Исследование выполнено без спонсорской поддержки.

The study was performed without external funding.

References 1

Linh Ha Fast 4-way parallel radix sorting on GPUs / Ha Linh, Jens Kruger, Claudio T.Silva [электронный ресурс]: http://www.sci.utah.edu/~csilva/papers/cgf.pdf

Wikipedia, Radix Sort [электронный ресурс]: https://en.wikipedia.org/wiki/Radix_sort.

Batcher K.Sorting Networks and Their Applications / K. Batcher // Proceedings of the AFIPS Spring Joint Computing Conference, vol. 32, 1968, pp.307-314.

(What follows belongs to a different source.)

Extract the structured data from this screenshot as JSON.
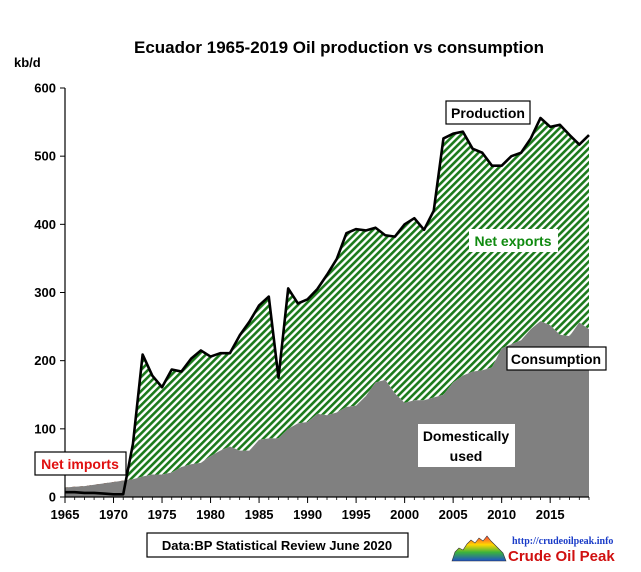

Ajtai M. An 0(n log n) sorting network / M.Ajtai, J.Komlós, E.Szemerédi //In: STOC ’83: Proceedings of the fifteenth annual ACM symposium on Theory of computing, 1983, pp. 1– 9.

Leighton T. Tight bounds on the complexity of parallel sorting / T.Leighton // In: STOC ’84: Proceedings of the sixteenth annual ACM symposium on Theory of computing (New York, NY, USA, 1984), ACM, pp. 71–80.

Zagha M. Radix sort for vector multiprocessors / M.Zagha, G. E.Blelloch // In: Supercomputing ’91: Proceedings of the 1991 ACM/IEEE conference on Supercomputing (New York, NY, USA, 1991), pp. 712–721.

Kipfer P. UberFlow: a GPU-based particle engine / P.Kipfer, M.Segal, R.Westermann // In: HWWS ’04: Proceedings of the ACM SIGGRAPH/EUROGRAPHICS conference on Graphics hardware (New York, NY, USA, 2004), ACM Press, pp. 115– 122.

Sintorn E. Fast parallel GPU-sorting using a hybrid algorithm / E.Sintorn, U.Assarsson //In: Workshop on General Purpose Processing on Graphics Processing Units (GPGPU) (2007). [электронный ресурс]: http://www.cse.chalmers.se/~uffe/hybridsort.pdf

Sengupta S. Scan primitives for GPU computing / S.Sengupta, M.Harris, Y.Zhang, J. D.Owens // In: Graphics Hardware 2007 (Aug. 2007), ACM, pp. 97–106.

Harris M., Sengupta S., Owens J. D. Parallel prefix sum (scan) with cuda / Harris M., Sengupta S., Owens J. D. // GPU Gems 3. Boston: Addison Wesley, 2007. 851–876.

Guy E. Blelloch Prefix Sums and Their Applications / Guy E. Blelloch // [электронный ресурс]: https://www.cs.cmu.edu/~guyb/papers/Ble93.pdf.

The authors declare that there are no conflicts of interest present.